On a recent call to one of my compatriots in the disaster recovery (DR) services field, we discussed one of his clients who has offices in Bermuda. You would think that this is the optimal client—you get to go visit a tropical paradise a few times a year and write off your vacation. My friend then showed me a picture of a beautiful lake, surrounded by office buildings. The lake was their parking lot, the buildings were their offices, and the lower floors were completely under water.
This is the last installment in our series covering DR planning for natural disasters, which included fire, floods, and earthquakes. The hurricanes that roared through the tropics and southern United States last year taught a lot of people about disaster recovery—the hard way. Some of those who were caught by surprise, came through with some scrambling and a little ingenuity. Others got to grade the effectiveness of their strategy when they had to put their disaster recovery plan to the test.
Planning for hurricanes involves both hardening the data center and ensuring that you have another location to resume operations.
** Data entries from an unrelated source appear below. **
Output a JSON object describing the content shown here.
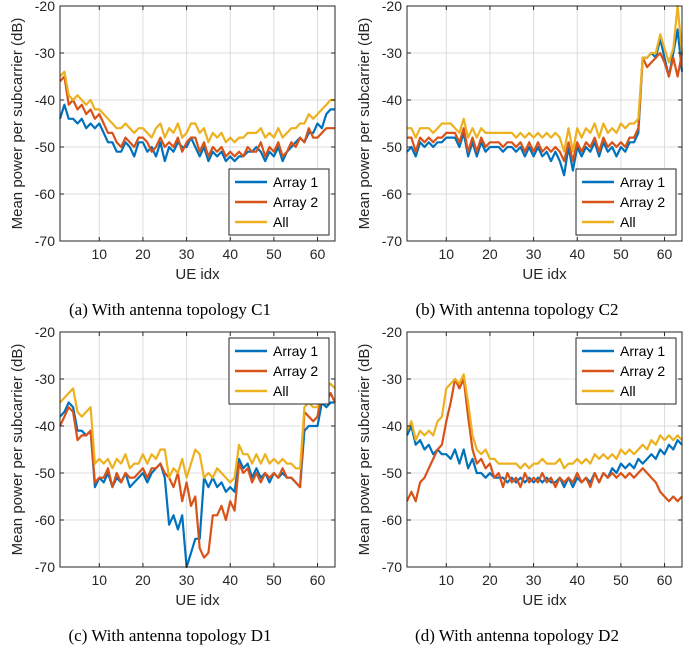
{
  "chart_data": [
    {
      "type": "line",
      "caption": "(a) With antenna topology C1",
      "xlabel": "UE idx",
      "ylabel": "Mean power per subcarrier (dB)",
      "xlim": [
        1,
        64
      ],
      "ylim": [
        -70,
        -20
      ],
      "xticks": [
        10,
        20,
        30,
        40,
        50,
        60
      ],
      "yticks": [
        -70,
        -60,
        -50,
        -40,
        -30,
        -20
      ],
      "legend_position": "bottom-right",
      "x": [
        1,
        2,
        3,
        4,
        5,
        6,
        7,
        8,
        9,
        10,
        11,
        12,
        13,
        14,
        15,
        16,
        17,
        18,
        19,
        20,
        21,
        22,
        23,
        24,
        25,
        26,
        27,
        28,
        29,
        30,
        31,
        32,
        33,
        34,
        35,
        36,
        37,
        38,
        39,
        40,
        41,
        42,
        43,
        44,
        45,
        46,
        47,
        48,
        49,
        50,
        51,
        52,
        53,
        54,
        55,
        56,
        57,
        58,
        59,
        60,
        61,
        62,
        63,
        64
      ],
      "series": [
        {
          "name": "Array 1",
          "color": "#0072BD",
          "values": [
            -44,
            -41,
            -44,
            -44,
            -45,
            -44,
            -46,
            -45,
            -46,
            -45,
            -47,
            -49,
            -49,
            -51,
            -51,
            -49,
            -50,
            -52,
            -49,
            -49,
            -51,
            -50,
            -52,
            -49,
            -53,
            -50,
            -51,
            -49,
            -50,
            -50,
            -48,
            -50,
            -52,
            -50,
            -53,
            -51,
            -52,
            -51,
            -53,
            -52,
            -53,
            -52,
            -52,
            -51,
            -51,
            -50,
            -51,
            -53,
            -51,
            -52,
            -50,
            -53,
            -51,
            -50,
            -49,
            -48,
            -49,
            -47,
            -47,
            -45,
            -46,
            -43,
            -42,
            -42
          ]
        },
        {
          "name": "Array 2",
          "color": "#D95319",
          "values": [
            -36,
            -35,
            -41,
            -40,
            -42,
            -41,
            -43,
            -42,
            -44,
            -43,
            -45,
            -47,
            -47,
            -49,
            -50,
            -48,
            -49,
            -50,
            -48,
            -48,
            -49,
            -51,
            -50,
            -48,
            -50,
            -49,
            -50,
            -48,
            -51,
            -49,
            -48,
            -48,
            -51,
            -49,
            -52,
            -50,
            -51,
            -50,
            -52,
            -51,
            -52,
            -51,
            -52,
            -50,
            -51,
            -51,
            -49,
            -52,
            -50,
            -51,
            -49,
            -52,
            -51,
            -49,
            -50,
            -48,
            -49,
            -46,
            -48,
            -48,
            -47,
            -46,
            -46,
            -46
          ]
        },
        {
          "name": "All",
          "color": "#EDB120",
          "values": [
            -35,
            -34,
            -39,
            -40,
            -39,
            -40,
            -41,
            -40,
            -42,
            -42,
            -43,
            -44,
            -45,
            -46,
            -46,
            -45,
            -46,
            -47,
            -46,
            -46,
            -47,
            -48,
            -46,
            -45,
            -48,
            -46,
            -47,
            -45,
            -48,
            -47,
            -45,
            -45,
            -47,
            -46,
            -49,
            -47,
            -48,
            -47,
            -49,
            -48,
            -49,
            -48,
            -48,
            -47,
            -47,
            -47,
            -46,
            -48,
            -47,
            -48,
            -46,
            -48,
            -47,
            -46,
            -46,
            -45,
            -45,
            -43,
            -44,
            -43,
            -42,
            -41,
            -40,
            -40
          ]
        }
      ]
    },
    {
      "type": "line",
      "caption": "(b) With antenna topology C2",
      "xlabel": "UE idx",
      "ylabel": "Mean power per subcarrier (dB)",
      "xlim": [
        1,
        64
      ],
      "ylim": [
        -70,
        -20
      ],
      "xticks": [
        10,
        20,
        30,
        40,
        50,
        60
      ],
      "yticks": [
        -70,
        -60,
        -50,
        -40,
        -30,
        -20
      ],
      "legend_position": "bottom-right",
      "x": [
        1,
        2,
        3,
        4,
        5,
        6,
        7,
        8,
        9,
        10,
        11,
        12,
        13,
        14,
        15,
        16,
        17,
        18,
        19,
        20,
        21,
        22,
        23,
        24,
        25,
        26,
        27,
        28,
        29,
        30,
        31,
        32,
        33,
        34,
        35,
        36,
        37,
        38,
        39,
        40,
        41,
        42,
        43,
        44,
        45,
        46,
        47,
        48,
        49,
        50,
        51,
        52,
        53,
        54,
        55,
        56,
        57,
        58,
        59,
        60,
        61,
        62,
        63,
        64
      ],
      "series": [
        {
          "name": "Array 1",
          "color": "#0072BD",
          "values": [
            -51,
            -50,
            -52,
            -49,
            -50,
            -49,
            -50,
            -49,
            -49,
            -48,
            -48,
            -48,
            -50,
            -47,
            -52,
            -49,
            -52,
            -49,
            -51,
            -50,
            -50,
            -50,
            -51,
            -50,
            -50,
            -51,
            -50,
            -52,
            -50,
            -52,
            -50,
            -52,
            -51,
            -53,
            -51,
            -53,
            -56,
            -50,
            -55,
            -50,
            -52,
            -50,
            -51,
            -49,
            -52,
            -49,
            -51,
            -50,
            -52,
            -50,
            -51,
            -49,
            -49,
            -47,
            -31,
            -31,
            -30,
            -31,
            -27,
            -31,
            -35,
            -30,
            -25,
            -34
          ]
        },
        {
          "name": "Array 2",
          "color": "#D95319",
          "values": [
            -48,
            -48,
            -51,
            -48,
            -49,
            -48,
            -49,
            -48,
            -48,
            -47,
            -47,
            -47,
            -49,
            -46,
            -51,
            -48,
            -51,
            -48,
            -50,
            -49,
            -49,
            -49,
            -50,
            -49,
            -49,
            -50,
            -49,
            -51,
            -49,
            -51,
            -49,
            -51,
            -50,
            -51,
            -50,
            -51,
            -53,
            -49,
            -53,
            -49,
            -51,
            -49,
            -50,
            -48,
            -51,
            -48,
            -50,
            -49,
            -50,
            -49,
            -50,
            -48,
            -48,
            -46,
            -31,
            -33,
            -32,
            -31,
            -30,
            -32,
            -35,
            -31,
            -35,
            -30
          ]
        },
        {
          "name": "All",
          "color": "#EDB120",
          "values": [
            -46,
            -46,
            -48,
            -46,
            -46,
            -46,
            -47,
            -46,
            -45,
            -45,
            -45,
            -46,
            -47,
            -44,
            -48,
            -46,
            -48,
            -46,
            -47,
            -47,
            -47,
            -47,
            -47,
            -47,
            -47,
            -48,
            -47,
            -48,
            -47,
            -48,
            -47,
            -48,
            -47,
            -48,
            -47,
            -48,
            -51,
            -46,
            -51,
            -46,
            -48,
            -46,
            -47,
            -45,
            -48,
            -45,
            -47,
            -46,
            -47,
            -45,
            -46,
            -45,
            -45,
            -44,
            -31,
            -31,
            -30,
            -30,
            -26,
            -29,
            -32,
            -29,
            -19,
            -30
          ]
        }
      ]
    },
    {
      "type": "line",
      "caption": "(c) With antenna topology D1",
      "xlabel": "UE idx",
      "ylabel": "Mean power per subcarrier (dB)",
      "xlim": [
        1,
        64
      ],
      "ylim": [
        -70,
        -20
      ],
      "xticks": [
        10,
        20,
        30,
        40,
        50,
        60
      ],
      "yticks": [
        -70,
        -60,
        -50,
        -40,
        -30,
        -20
      ],
      "legend_position": "top-right",
      "x": [
        1,
        2,
        3,
        4,
        5,
        6,
        7,
        8,
        9,
        10,
        11,
        12,
        13,
        14,
        15,
        16,
        17,
        18,
        19,
        20,
        21,
        22,
        23,
        24,
        25,
        26,
        27,
        28,
        29,
        30,
        31,
        32,
        33,
        34,
        35,
        36,
        37,
        38,
        39,
        40,
        41,
        42,
        43,
        44,
        45,
        46,
        47,
        48,
        49,
        50,
        51,
        52,
        53,
        54,
        55,
        56,
        57,
        58,
        59,
        60,
        61,
        62,
        63,
        64
      ],
      "series": [
        {
          "name": "Array 1",
          "color": "#0072BD",
          "values": [
            -38,
            -37,
            -35,
            -36,
            -41,
            -41,
            -42,
            -41,
            -53,
            -51,
            -52,
            -50,
            -53,
            -51,
            -52,
            -50,
            -53,
            -52,
            -51,
            -50,
            -52,
            -50,
            -49,
            -48,
            -51,
            -61,
            -59,
            -62,
            -59,
            -70,
            -67,
            -64,
            -64,
            -51,
            -53,
            -51,
            -53,
            -52,
            -54,
            -53,
            -54,
            -47,
            -49,
            -48,
            -51,
            -49,
            -51,
            -50,
            -52,
            -50,
            -51,
            -50,
            -51,
            -51,
            -52,
            -53,
            -41,
            -40,
            -40,
            -40,
            -35,
            -36,
            -35,
            -35
          ]
        },
        {
          "name": "Array 2",
          "color": "#D95319",
          "values": [
            -40,
            -38,
            -36,
            -37,
            -43,
            -42,
            -42,
            -41,
            -52,
            -51,
            -51,
            -49,
            -53,
            -50,
            -52,
            -50,
            -51,
            -51,
            -50,
            -49,
            -51,
            -49,
            -49,
            -48,
            -50,
            -51,
            -53,
            -50,
            -56,
            -52,
            -57,
            -55,
            -66,
            -68,
            -67,
            -59,
            -59,
            -57,
            -60,
            -56,
            -58,
            -48,
            -50,
            -49,
            -52,
            -50,
            -52,
            -50,
            -51,
            -50,
            -51,
            -49,
            -51,
            -51,
            -52,
            -53,
            -37,
            -38,
            -39,
            -38,
            -33,
            -35,
            -33,
            -35
          ]
        },
        {
          "name": "All",
          "color": "#EDB120",
          "values": [
            -35,
            -34,
            -33,
            -32,
            -37,
            -38,
            -37,
            -36,
            -48,
            -47,
            -48,
            -47,
            -49,
            -47,
            -48,
            -46,
            -49,
            -48,
            -48,
            -46,
            -48,
            -46,
            -47,
            -45,
            -45,
            -51,
            -49,
            -50,
            -47,
            -51,
            -48,
            -45,
            -46,
            -51,
            -50,
            -51,
            -49,
            -50,
            -51,
            -52,
            -51,
            -44,
            -46,
            -46,
            -48,
            -46,
            -48,
            -46,
            -48,
            -47,
            -48,
            -47,
            -48,
            -48,
            -49,
            -49,
            -36,
            -35,
            -36,
            -36,
            -31,
            -32,
            -31,
            -32
          ]
        }
      ]
    },
    {
      "type": "line",
      "caption": "(d) With antenna topology D2",
      "xlabel": "UE idx",
      "ylabel": "Mean power per subcarrier (dB)",
      "xlim": [
        1,
        64
      ],
      "ylim": [
        -70,
        -20
      ],
      "xticks": [
        10,
        20,
        30,
        40,
        50,
        60
      ],
      "yticks": [
        -70,
        -60,
        -50,
        -40,
        -30,
        -20
      ],
      "legend_position": "top-right",
      "x": [
        1,
        2,
        3,
        4,
        5,
        6,
        7,
        8,
        9,
        10,
        11,
        12,
        13,
        14,
        15,
        16,
        17,
        18,
        19,
        20,
        21,
        22,
        23,
        24,
        25,
        26,
        27,
        28,
        29,
        30,
        31,
        32,
        33,
        34,
        35,
        36,
        37,
        38,
        39,
        40,
        41,
        42,
        43,
        44,
        45,
        46,
        47,
        48,
        49,
        50,
        51,
        52,
        53,
        54,
        55,
        56,
        57,
        58,
        59,
        60,
        61,
        62,
        63,
        64
      ],
      "series": [
        {
          "name": "Array 1",
          "color": "#0072BD",
          "values": [
            -42,
            -40,
            -44,
            -43,
            -45,
            -44,
            -46,
            -45,
            -46,
            -46,
            -47,
            -45,
            -48,
            -45,
            -49,
            -47,
            -50,
            -50,
            -51,
            -50,
            -51,
            -51,
            -51,
            -52,
            -51,
            -52,
            -51,
            -52,
            -51,
            -52,
            -51,
            -52,
            -51,
            -52,
            -52,
            -51,
            -53,
            -51,
            -53,
            -51,
            -52,
            -51,
            -52,
            -50,
            -52,
            -50,
            -51,
            -49,
            -50,
            -48,
            -49,
            -48,
            -49,
            -47,
            -48,
            -47,
            -46,
            -47,
            -45,
            -46,
            -44,
            -45,
            -43,
            -44
          ]
        },
        {
          "name": "Array 2",
          "color": "#D95319",
          "values": [
            -56,
            -54,
            -56,
            -52,
            -51,
            -49,
            -47,
            -45,
            -44,
            -39,
            -35,
            -30,
            -32,
            -30,
            -38,
            -45,
            -48,
            -47,
            -49,
            -48,
            -51,
            -50,
            -53,
            -50,
            -52,
            -51,
            -53,
            -50,
            -52,
            -51,
            -52,
            -50,
            -52,
            -51,
            -53,
            -51,
            -52,
            -51,
            -52,
            -50,
            -52,
            -51,
            -53,
            -50,
            -52,
            -50,
            -51,
            -50,
            -51,
            -50,
            -51,
            -50,
            -51,
            -50,
            -49,
            -50,
            -51,
            -52,
            -54,
            -55,
            -56,
            -55,
            -56,
            -55
          ]
        },
        {
          "name": "All",
          "color": "#EDB120",
          "values": [
            -41,
            -39,
            -43,
            -41,
            -42,
            -41,
            -42,
            -39,
            -38,
            -32,
            -31,
            -30,
            -31,
            -29,
            -35,
            -42,
            -45,
            -46,
            -45,
            -47,
            -47,
            -48,
            -48,
            -48,
            -48,
            -48,
            -49,
            -48,
            -49,
            -48,
            -48,
            -47,
            -48,
            -48,
            -48,
            -47,
            -49,
            -48,
            -48,
            -47,
            -48,
            -47,
            -48,
            -46,
            -47,
            -46,
            -47,
            -46,
            -47,
            -45,
            -46,
            -45,
            -46,
            -45,
            -44,
            -45,
            -43,
            -44,
            -42,
            -43,
            -42,
            -43,
            -42,
            -43
          ]
        }
      ]
    }
  ]
}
If you are in a hurricane zone, your best bet is long-distance replication solutions to protect your data. Since city and state officials often declare mandatory evacuations, your plan has to kick off early enough to remove vital data and personnel from the evacuation zone to the backup location, if one exists.
Hardened data centers
Hardening the data center will allow you to continue working at the primary location if you're not directly in the storm's path—or if you're further inland, where the impact of the hurricane itself is less intense, but will still cause damage to normal structures.
A hardened facility should have hurricane shields for all windows and doors; upper-floor locations (raised above the parking lot, for example); and flood precautions such as pumping equipment. The data center should also have independent power systems, potable water, and other supplies to allow for continued operations in the event that normal supply and utility lines are temporarily out of service.
Long distance replication of data
Offsite recovery is the only option in the event you find yourself in the path of the hurricane itself. Keep backup tapes off-site, as far away from the primary data center as you can. Replicating data over long distances requires a great deal of bandwidth, but if you operate in a hurricane zone, you should absolutely concentrate on long-distance replication tools, which are almost always asynchronous because of the limited distance of synchronous replication (in practice, less than 100 miles).
Synchronous replication has the advantage of providing a literal mirror of the database, because it waits for one write process to complete before beginning another. But since it uses fibre channel as the primary transport, latency issues become problematic as the distance being traversed increases.
Asynchronous replication uses IP networks and can mirror sites across great distances—hundreds of miles and even up to a thousand. However, since asynchronous replication does not confirm one write process before continuing the next one, there is the risk of some data loss. Neither of these replication solutions prevents corrupted data from being sent. As always, the significant expense and bandwidth requirements of these methods have to be weighed against the value of the data and the importance of uptime.